Feeling socially disconnected may lead us to lower our threshold for determining that another being is animate or alive, according to new research published in Psychological Science, a journal of the Association for Psychological Science.

“This increased sensitivity to animacy suggests that people are casting a wide net when looking for people they can possibly relate to — which may ultimately help them maximize opportunities to renew social connections,” explains psychological scientist and lead researcher Katherine Powers of Dartmouth College.
These findings enhance our understanding of the factors that contribute to face perception, mind perception, and social relationships, but they could also shed light on newer types of relationships that have emerged in the modern age, Powers argues, including our relationships with pets, online avatars, and even pieces of technology, such as computers, robots, and cell phones.
Feeling socially connected is a critical part of human life that impacts both mental and physical health; when we feel disconnected from others, we try to replenish our social connections.
“As social beings, we have an intrinsic motivation to pay attention to and connect with other people,” says Powers. “We wanted to examine the influence of this social motive on one of the most basic, low-level aspects of social perception: deciding whether or not a face is alive.”
Powers and colleagues had 30 college students view images of faces, which were actually morphs created by combining inanimate faces (such as a doll’s face) with human faces.
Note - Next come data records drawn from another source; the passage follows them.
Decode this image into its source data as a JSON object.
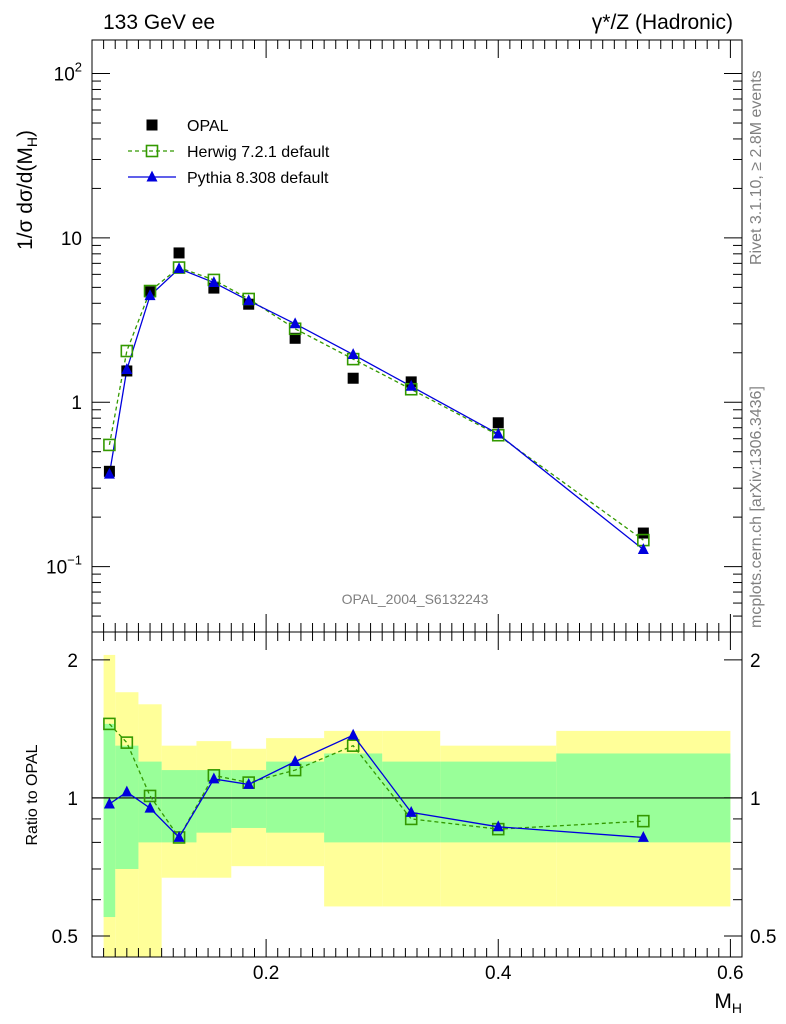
{
  "header": {
    "left": "133 GeV ee",
    "right": "γ*/Z (Hadronic)"
  },
  "side_text": {
    "rivet": "Rivet 3.1.10, ≥ 2.8M events",
    "mcplots": "mcplots.cern.ch [arXiv:1306.3436]"
  },
  "chart_data": {
    "type": "line",
    "analysis_label": "OPAL_2004_S6132243",
    "xlabel": "M_H",
    "ylabel": "1/σ dσ/d(M_H)",
    "xlim": [
      0.05,
      0.61
    ],
    "ylim": [
      0.04,
      160
    ],
    "yscale": "log",
    "xticks": [
      0.2,
      0.4,
      0.6
    ],
    "yticks": [
      {
        "value": 0.1,
        "base": "10",
        "exp": "−1"
      },
      {
        "value": 1,
        "base": "1",
        "exp": ""
      },
      {
        "value": 10,
        "base": "10",
        "exp": ""
      },
      {
        "value": 100,
        "base": "10",
        "exp": "2"
      }
    ],
    "legend_position": "top-left",
    "series": [
      {
        "name": "OPAL",
        "marker": "filled-square",
        "color": "#000000",
        "x": [
          0.065,
          0.08,
          0.1,
          0.125,
          0.155,
          0.185,
          0.225,
          0.275,
          0.325,
          0.4,
          0.525
        ],
        "y": [
          0.38,
          1.55,
          4.7,
          8.1,
          4.95,
          3.95,
          2.45,
          1.4,
          1.33,
          0.75,
          0.16
        ]
      },
      {
        "name": "Herwig 7.2.1 default",
        "marker": "open-square",
        "line": "dashed",
        "color": "#339900",
        "x": [
          0.065,
          0.08,
          0.1,
          0.125,
          0.155,
          0.185,
          0.225,
          0.275,
          0.325,
          0.4,
          0.525
        ],
        "y": [
          0.55,
          2.05,
          4.75,
          6.6,
          5.55,
          4.25,
          2.8,
          1.83,
          1.2,
          0.63,
          0.145
        ]
      },
      {
        "name": "Pythia 8.308 default",
        "marker": "filled-triangle",
        "line": "solid",
        "color": "#0000dd",
        "x": [
          0.065,
          0.08,
          0.1,
          0.125,
          0.155,
          0.185,
          0.225,
          0.275,
          0.325,
          0.4,
          0.525
        ],
        "y": [
          0.365,
          1.58,
          4.45,
          6.5,
          5.35,
          4.15,
          3.0,
          1.95,
          1.25,
          0.64,
          0.127
        ]
      }
    ],
    "ratio_panel": {
      "ylabel": "Ratio to OPAL",
      "ylim": [
        0.45,
        2.3
      ],
      "yscale": "log",
      "yticks": [
        0.5,
        1,
        2
      ],
      "reference": 1,
      "bin_edges": [
        0.06,
        0.07,
        0.09,
        0.11,
        0.14,
        0.17,
        0.2,
        0.25,
        0.3,
        0.35,
        0.45,
        0.6
      ],
      "band_1sigma": {
        "color": "#99ff99",
        "low": [
          0.55,
          0.7,
          0.8,
          0.8,
          0.84,
          0.86,
          0.84,
          0.8,
          0.8,
          0.8,
          0.8
        ],
        "high": [
          1.45,
          1.3,
          1.2,
          1.15,
          1.15,
          1.15,
          1.2,
          1.25,
          1.2,
          1.2,
          1.25
        ]
      },
      "band_2sigma": {
        "color": "#ffff99",
        "low": [
          0.45,
          0.45,
          0.45,
          0.67,
          0.67,
          0.71,
          0.71,
          0.58,
          0.58,
          0.58,
          0.58
        ],
        "high": [
          2.05,
          1.7,
          1.6,
          1.3,
          1.33,
          1.28,
          1.35,
          1.4,
          1.4,
          1.3,
          1.4
        ]
      },
      "series": [
        {
          "name": "Herwig 7.2.1 default",
          "x": [
            0.065,
            0.08,
            0.1,
            0.125,
            0.155,
            0.185,
            0.225,
            0.275,
            0.325,
            0.4,
            0.525
          ],
          "y": [
            1.45,
            1.32,
            1.01,
            0.82,
            1.12,
            1.08,
            1.15,
            1.3,
            0.9,
            0.855,
            0.89
          ]
        },
        {
          "name": "Pythia 8.308 default",
          "x": [
            0.065,
            0.08,
            0.1,
            0.125,
            0.155,
            0.185,
            0.225,
            0.275,
            0.325,
            0.4,
            0.525
          ],
          "y": [
            0.97,
            1.03,
            0.95,
            0.82,
            1.1,
            1.07,
            1.2,
            1.37,
            0.93,
            0.865,
            0.82
          ]
        }
      ]
    }
  }
}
The morphs ranged from 0% human to 100% human and showed both male and female faces.
The morphs were presented in random order and the students had to decide whether each face was animate or inanimate. Afterwards, they completed a survey that gauged their desire for social connections, in which they rated their agreement with statements such as “I want other people to accept me.”
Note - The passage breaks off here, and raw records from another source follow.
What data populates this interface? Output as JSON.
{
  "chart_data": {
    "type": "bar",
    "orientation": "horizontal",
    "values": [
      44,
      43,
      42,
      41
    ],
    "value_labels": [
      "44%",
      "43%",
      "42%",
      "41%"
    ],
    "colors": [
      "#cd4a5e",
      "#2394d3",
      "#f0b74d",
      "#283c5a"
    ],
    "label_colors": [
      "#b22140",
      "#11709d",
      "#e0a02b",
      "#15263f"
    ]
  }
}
The data revealed that desire for social connections was associated with a lower threshold for animacy. In other words, participants who had high scores on the social connections measure didn’t need to see as many human-like features in a face order to decide that it was alive.
To see if there might be a causal link, Powers and colleagues conducted another study in which they experimentally manipulated feelings of social connection.
A separate group of college students completed a personality questionnaire and were provided feedback ostensibly based on the questionnaire. In reality, the feedback was determined by random assignment. Some students were told that their future lives would be isolated and lonely, while others were told their lives would contain long-lasting, stable relationships. The feedback also included personality descriptions and statements tailored to each participant to ensure believability.
The students then viewed the face morphs.
As expected, students who had been told they would be isolated and lonely showed lower thresholds for animacy than those who were told they would have long-lasting relationships.
These findings are particularly interesting, the researchers argue, because previous research has shown that people are typically cautious in determining whether a face is alive:
“What’s really interesting here is the degree of variability in this perception,” says Powers. “Even though two people may be looking at the same face, the point at which they see life and decide that person is worthy of meaningful social interaction may not be the same — our findings show that it depends on an individual’s social relationship status and motivations for future social interactions.”
“I think the fact that we can observe such a bias in the perception of basic social cues really underscores the fundamental nature of the human need for social connection,” Powers adds.